“İlişkilerin ardından yaşama nasıl umutla ve sevinçle bakılabileceği konusunda ferahlatıcı bir esinti.”

Yağmur sonrası netlik. Yağmur durunca, sanki yağmurdan önce orada bulunmayan renkler ortaya çıkıp, eşyanın köşeleri keskinleşir. Daha kenarlı, daha geometrik, daha üç boyutlu, daha derin perspektifli bir görüş kazanırız. Aslında, çok basit iki nedeni vardır bu netleşmenin: Birincisi, yağmur damlaları havada asılı olan toz zerreciklerini yere indirir, ve damlalar da durunca, hava gerçekten duru ve berrak görünür. İkincil neden -netlik bulutsuz yağmur sonralarında da oluştuğunda ikincil-, grafik ve resimle uğraşanlar çok daha iyi tarif edecektir muhakkak, yağmur bulutlarının o koyu mavi-gri tonu zemindeyken, diğer bütün renkler çok daha net, canlı ve doğaldır. Bu nedenle bir çok ressam, tablolarının etrafına bu koyu gri-maviden bir anturaj (iç çerçeve) koydurur. Ama nedenlerini ve nasıllarını bilsek de, mucizeler ve sürprizler, hayret ve hayranlığı hak ederler.

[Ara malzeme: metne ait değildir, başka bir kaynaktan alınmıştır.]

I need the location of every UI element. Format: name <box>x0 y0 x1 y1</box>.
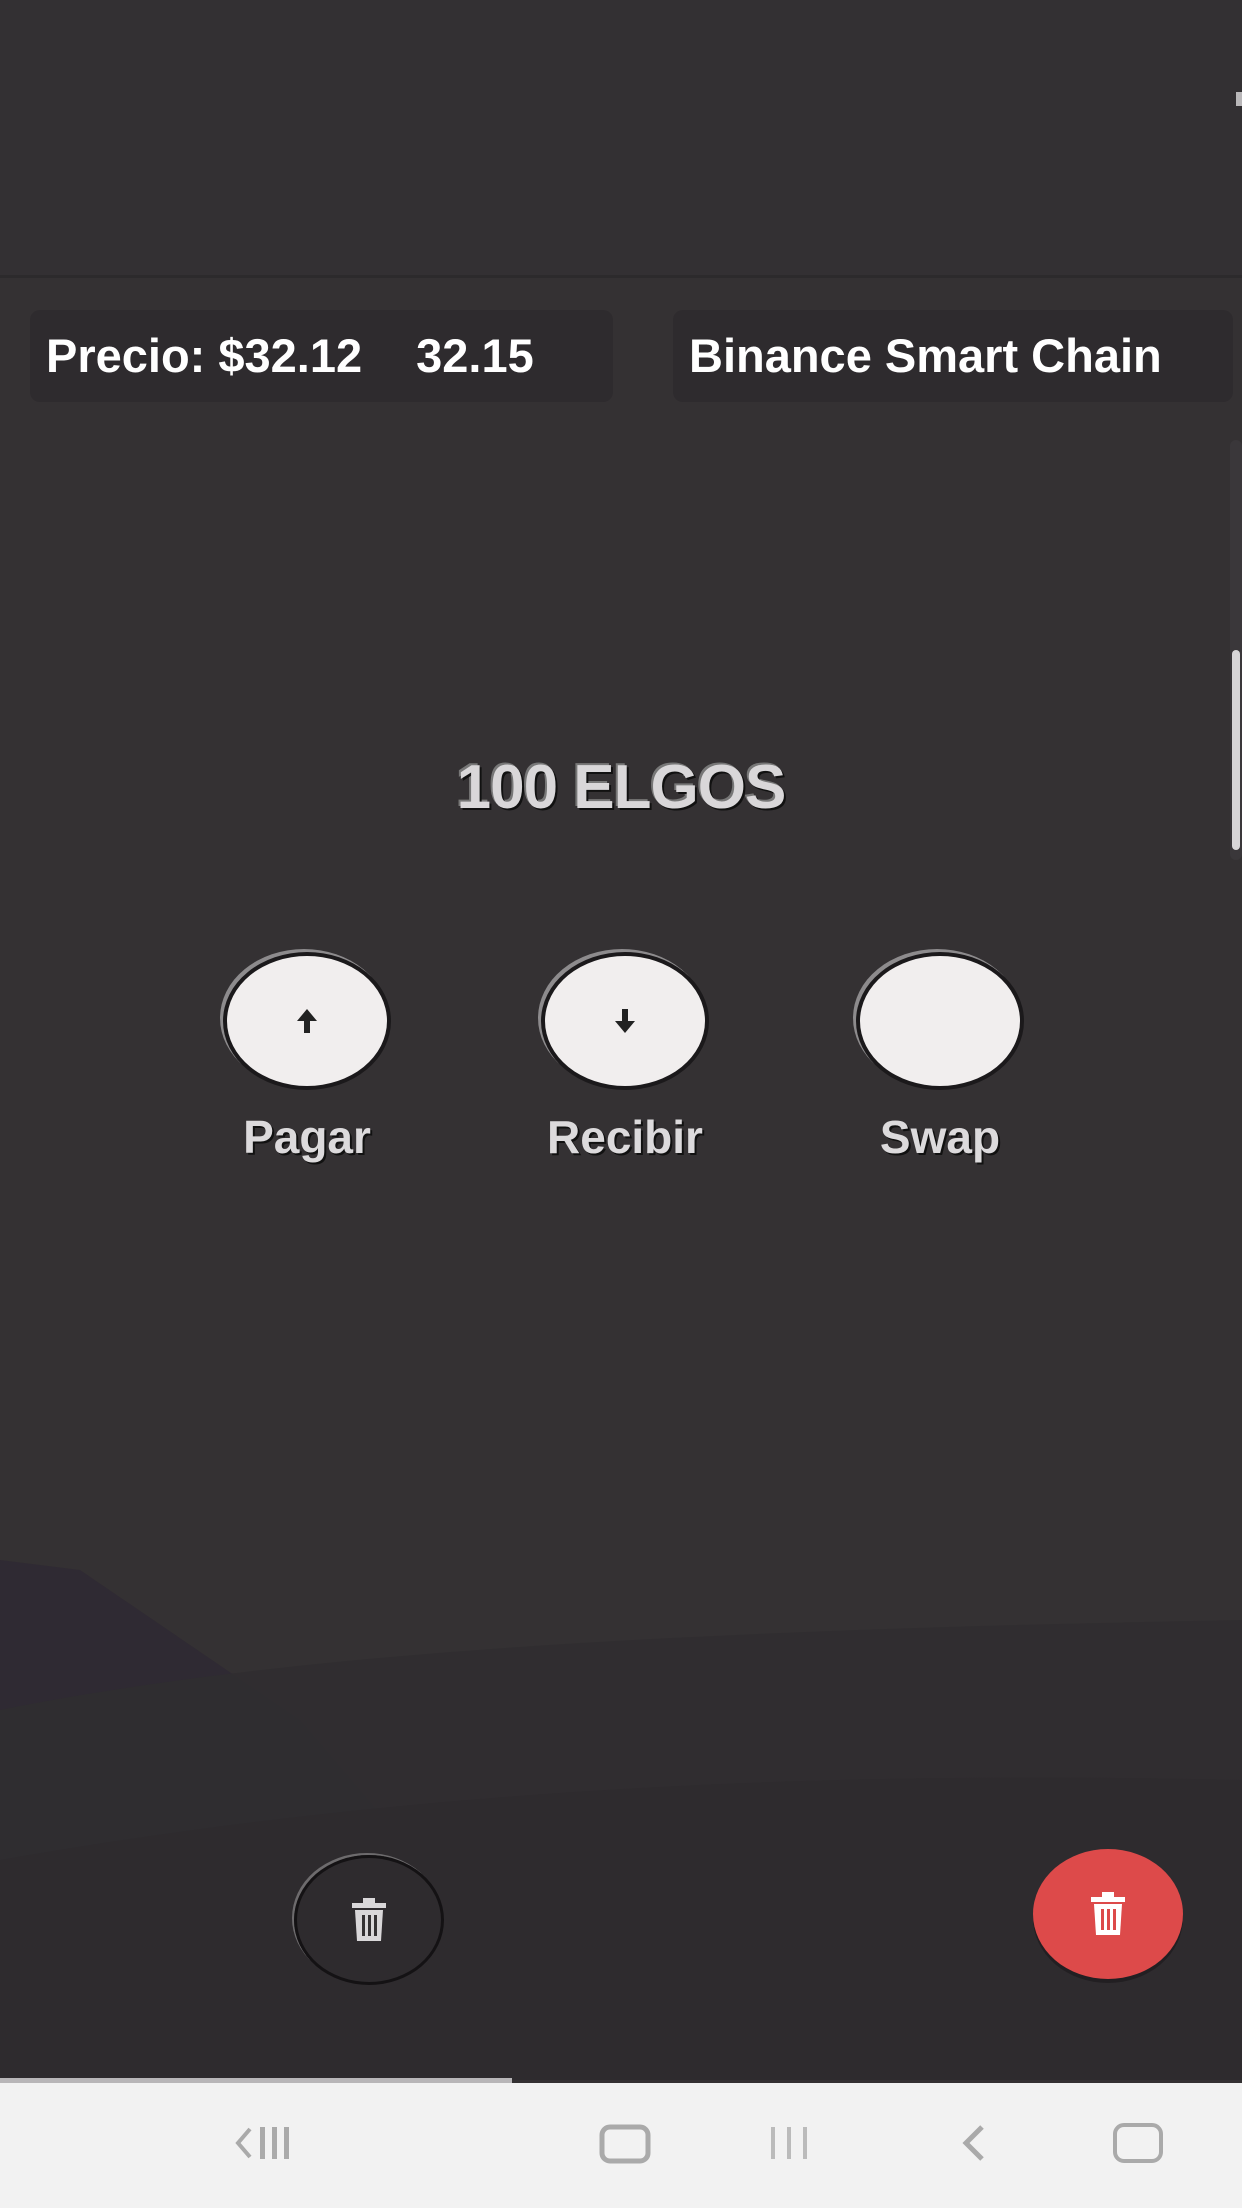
price-secondary: 32.15 <box>416 329 534 382</box>
system-navigation-bar <box>0 2083 1242 2208</box>
pay-label: Pagar <box>243 1111 371 1163</box>
home-icon <box>1113 2123 1163 2163</box>
overflow-menu-icon[interactable] <box>1236 92 1242 106</box>
trash-icon <box>352 1898 386 1941</box>
balance-amount: 100 ELGOS <box>456 753 787 822</box>
price-chip: Precio: $32.12 32.15 <box>30 310 613 402</box>
nav-recents-button[interactable] <box>755 2113 825 2173</box>
top-app-bar <box>0 0 1242 278</box>
nav-back-button[interactable] <box>230 2113 300 2173</box>
nav-home-button-alt[interactable] <box>1103 2113 1173 2173</box>
trash-icon <box>1091 1892 1125 1935</box>
back-icon <box>235 2127 289 2159</box>
swap-circle[interactable] <box>856 952 1024 1090</box>
swap-button[interactable]: Swap <box>855 952 1025 1164</box>
receive-circle[interactable] <box>541 952 709 1090</box>
network-chip[interactable]: Binance Smart Chain <box>673 310 1233 402</box>
receive-button[interactable]: Recibir <box>540 952 710 1164</box>
network-label: Binance Smart Chain <box>689 329 1162 382</box>
wallet-screen: Precio: $32.12 32.15 Binance Smart Chain … <box>0 0 1242 2208</box>
home-icon <box>599 2124 651 2164</box>
price-label: Precio: $32.12 <box>46 329 363 382</box>
back-icon <box>962 2125 984 2161</box>
arrow-up-icon <box>297 1009 317 1033</box>
background-wave <box>0 1560 1242 2080</box>
receive-label: Recibir <box>547 1111 703 1163</box>
delete-fab[interactable] <box>1033 1849 1183 1979</box>
recents-icon <box>771 2127 807 2159</box>
pay-button[interactable]: Pagar <box>222 952 392 1164</box>
nav-home-button[interactable] <box>590 2113 660 2173</box>
delete-outline-button[interactable] <box>294 1855 444 1985</box>
arrow-down-icon <box>615 1009 635 1033</box>
nav-back-button-alt[interactable] <box>940 2113 1010 2173</box>
swap-label: Swap <box>879 1111 1001 1163</box>
pay-circle[interactable] <box>223 952 391 1090</box>
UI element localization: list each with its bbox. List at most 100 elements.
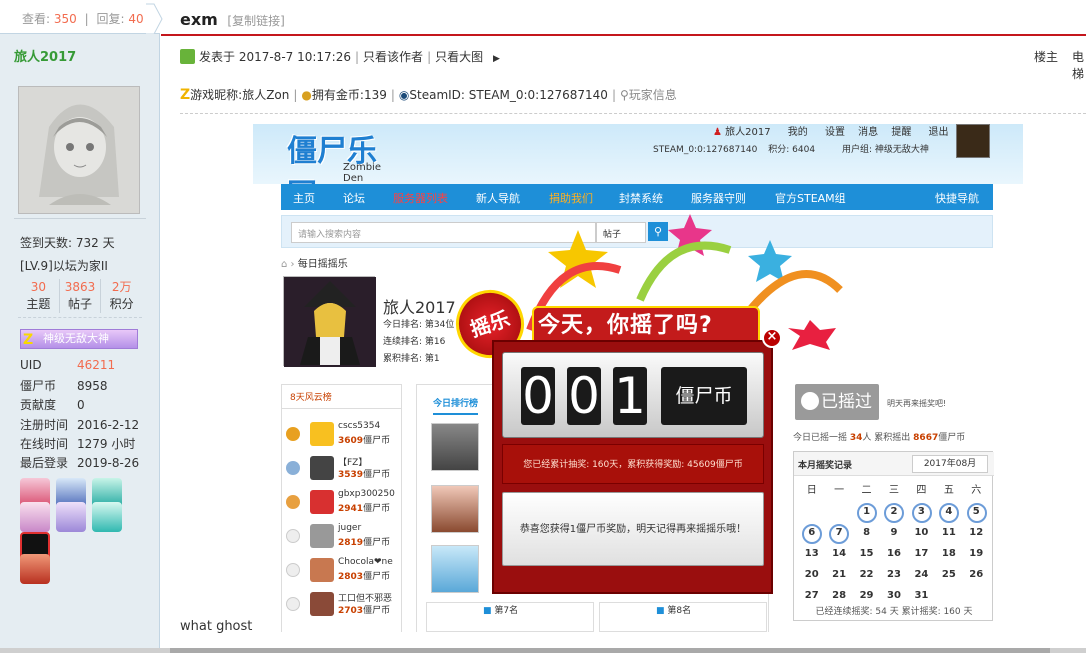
embed-profile-avatar <box>283 276 376 367</box>
calendar-day: 8 <box>863 527 871 538</box>
embed-breadcrumb: ⌂ › 每日摇摇乐 <box>281 259 348 270</box>
close-icon[interactable]: × <box>762 328 782 348</box>
draw-record-panel: 已摇过 明天再来摇奖吧! 今日已摇一摇 34人 累积摇出 8667僵尸币 本月摇… <box>793 384 1023 632</box>
info-last-login: 最后登录 2019-8-26 <box>20 456 140 470</box>
coin-stack-icon: ● <box>301 88 312 102</box>
horizontal-scrollbar[interactable] <box>0 648 1086 653</box>
embed-nav: 主页 论坛 服务器列表 新人导航 捐助我们 封禁系统 服务器守则 官方STEAM… <box>281 184 993 210</box>
calendar-day <box>935 585 962 606</box>
calendar-day: 18 <box>941 548 956 559</box>
embed-avatar <box>956 124 990 158</box>
author-name-link[interactable]: 旅人2017 <box>14 46 76 65</box>
embed-profile-name: 旅人2017 <box>383 298 456 317</box>
medal-badge-5[interactable] <box>56 502 86 532</box>
player-info-link[interactable]: 玩家信息 <box>629 88 677 102</box>
calendar-day: 2 <box>880 501 907 523</box>
calendar-day: 24 <box>914 569 929 580</box>
views-count: 350 <box>53 12 77 26</box>
rank-row: juger 2819僵尸币 <box>286 523 401 549</box>
calendar-day <box>798 501 825 522</box>
rank-row: cscs5354 3609僵尸币 <box>286 421 401 447</box>
info-contribution: 贡献度 0 <box>20 398 85 412</box>
scrollbar-thumb[interactable] <box>170 648 1050 653</box>
rank-row: 工口但不邪恶 2703僵尸币 <box>286 591 401 617</box>
info-coins: 僵尸币 8958 <box>20 379 108 393</box>
weekday-header: 日 <box>806 485 817 496</box>
month-calendar: 本月摇奖记录 2017年08月 日一二三四五六 1 2 3 4 5 6 7 8 9 10 11 12 13 1… <box>793 451 994 621</box>
calendar-day: 12 <box>969 527 984 538</box>
calendar-day: 13 <box>804 548 819 559</box>
calendar-day: 6 <box>798 522 825 544</box>
calendar-day: 30 <box>887 590 901 601</box>
usergroup-medal: Z 神级无敌大神 <box>20 329 138 349</box>
rank-row: Chocola❤ne 2803僵尸币 <box>286 557 401 583</box>
ranking-panel: 8天风云榜 cscs5354 3609僵尸币 【FZ】 3539僵尸币 gbxp30… <box>281 384 402 632</box>
lottery-popup: 0 0 1 僵尸币 您已经累计抽奖: 160天，累积获得奖励: 45609僵尸币… <box>492 340 773 594</box>
author-sidebar: 查看: 350 | 回复: 40 旅人2017 签到天数: 732 天 [LV.… <box>0 0 163 653</box>
calendar-day: 5 <box>963 501 990 523</box>
replies-count: 40 <box>128 12 144 26</box>
medal-badge-6[interactable] <box>92 502 122 532</box>
calendar-day: 3 <box>908 501 935 523</box>
post-meta: 发表于 2017-8-7 10:17:26 | 只看该作者 | 只看大图 ▶ <box>180 48 500 65</box>
weekday-header: 五 <box>943 485 954 496</box>
counter-separator: | <box>84 12 89 26</box>
post-body-text: what ghost <box>180 619 253 634</box>
medal-badge-4[interactable] <box>20 502 50 532</box>
calendar-day: 7 <box>825 522 852 544</box>
view-reply-counter: 查看: 350 | 回复: 40 <box>0 0 163 34</box>
user-level: [LV.9]以坛为家II <box>20 259 108 273</box>
embed-header: 僵尸乐园 Zombie Den ♟ 旅人2017 我的 设置 消息 提醒 退出 … <box>253 124 1023 213</box>
weekday-header: 六 <box>971 485 982 496</box>
rank-card-8: ■ 第8名 <box>599 602 767 632</box>
sign-days: 签到天数: 732 天 <box>20 236 115 250</box>
elevator-link[interactable]: 电梯 <box>1072 48 1086 82</box>
embed-user-links: ♟ 旅人2017 我的 设置 消息 提醒 退出 <box>713 127 949 138</box>
stat-points[interactable]: 2万 积分 <box>101 279 142 313</box>
author-avatar[interactable] <box>18 86 140 214</box>
calendar-day: 26 <box>969 569 984 580</box>
copy-link-button[interactable]: [复制链接] <box>227 14 284 28</box>
already-shaken-button: 已摇过 <box>795 384 879 420</box>
z-logo-icon: Z <box>23 332 34 348</box>
replies-label: 回复: <box>96 12 125 26</box>
uid-link[interactable]: 46211 <box>77 358 115 372</box>
calendar-day: 14 <box>832 548 847 559</box>
thread-title: exm [复制链接] <box>180 10 285 29</box>
calendar-day: 10 <box>914 527 929 538</box>
gift-icon <box>801 392 819 410</box>
steam-icon: ◉ <box>398 88 410 102</box>
calendar-day: 9 <box>890 527 898 538</box>
rank-row: 【FZ】 3539僵尸币 <box>286 455 401 481</box>
user-stats: 30 主题 3863 帖子 2万 积分 <box>18 279 142 318</box>
post-date: 发表于 2017-8-7 10:17:26 <box>199 50 351 64</box>
dashed-separator <box>180 113 1086 114</box>
title-underline <box>161 34 1086 36</box>
digit-3: 1 <box>613 367 647 425</box>
calendar-day: 17 <box>914 548 929 559</box>
zombie-den-logo: 僵尸乐园 Zombie Den <box>287 134 381 213</box>
embed-user-meta: STEAM_0:0:127687140 积分: 6404 用户组: 神级无敌大神 <box>653 145 929 155</box>
only-author-link[interactable]: 只看该作者 <box>363 50 423 64</box>
magnifier-icon: ⚲ <box>619 88 629 102</box>
calendar-day <box>825 501 852 522</box>
popup-message: 恭喜您获得1僵尸币奖励，明天记得再来摇摇乐哦！ <box>502 492 764 566</box>
calendar-day: 1 <box>853 501 880 523</box>
today-summary: 今日已摇一摇 34人 累积摇出 8667僵尸币 <box>793 433 966 443</box>
currency-label: 僵尸币 <box>661 367 747 425</box>
info-uid: UID 46211 <box>20 358 116 372</box>
weekday-header: 一 <box>834 485 845 496</box>
weekday-header: 三 <box>888 485 899 496</box>
calendar-day: 21 <box>832 569 847 580</box>
medal-badge-8[interactable] <box>20 554 50 584</box>
player-info-line: Z游戏昵称:旅人Zon | ●拥有金币:139 | ◉SteamID: STEAM_0:… <box>180 87 677 103</box>
weekday-header: 四 <box>916 485 927 496</box>
play-arrow-icon[interactable]: ▶ <box>493 54 500 64</box>
calendar-day: 11 <box>941 527 956 538</box>
floor-label: 楼主 <box>1033 50 1058 64</box>
sidebar-divider <box>14 218 146 219</box>
big-image-link[interactable]: 只看大图 <box>435 50 483 64</box>
stat-topics[interactable]: 30 主题 <box>18 279 60 313</box>
lottery-counter: 0 0 1 僵尸币 <box>502 352 764 438</box>
stat-posts[interactable]: 3863 帖子 <box>60 279 102 313</box>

Biten ilişkiler de böyledir. Bitince, içinizde de bitince, ilişkinin yarattığı boğumlar boğazınızı terk edince, gözünüze daha başka görünür her şey. Daha gerçek, daha net ve daha renkli. İlişki sırasında edinilen arkadaşların gerçek mesafeleri, ilişkinin aranızı bulanıklaştırdığı eski dostlar, gözlerinin içine bakmaya başladığınızda yanıtlayan hanımlar aslında hep oradalarken, sizin yağmur öncesi astigmatınız nedeniyle farkında olamamanız, hayret; aslında tembelliği, asosyalliği, özgürlüğü, şişmanlatan şeyler yiyip, düzensiz yaşamınız nedeniyle kilo almamayı ne kadar çok özlediğinizi anlamanız, keyif; zaten aslında yağmur sonrası, eski partnerinizin de ona yakıştırdığınız özelliklere sahip olmadığını, vehimlerin sizi nasıl kör ettiğini fark etmeniz, heyecan verir size. Özgürlük, bir süre sonra, gözlerinizi fırsatçı birer projektöre dönüştürür. Yeni maceralara doğru atını süren çizgi roman kahramanı gibi, siz de farklı iklimlere çevirirsiniz yönünüzü. Doludizgin.

(Korkut Keskiner)

Bu yazıyı bana Arslan biraderim Abdullah Uyaroğlu yıllar önce, henüz sosyal medya yokken, e-mail yoluyla iletmişti. Ben ordaki  “Yağmur durunca, sanki yağmurdan önce orada bulunmayan renkler ortaya çıkıp, eşyanın köşeleri keskinleşir. Daha kenarlı, daha geometrik, daha üç boyutlu, daha derin perspektifli bir görüş kazanırız.” Cümlesinde kaldım.

Her yağmur sonrası bu cümlede buluyorum kendimi. Geçtiği miz hafta birkaç gün süren yağmur sonrası sadece 20 dakika kaldığım Boğaçayı köprüsünde yine “yağmur sonrası netlik” modundaydım.

Haaa… Sen öteki netlikten bahsediyorsun. Ben o konuda muhafazakarım. 25 yıldır aynı kadınla evliyim. Hayatıma girip çıkan dostlar var tabii. Geliyor, uyarsa kalıyor, uymazsa kendiliğinden gidiyor. Ben göndermiyorum. Yani orda durum daha net.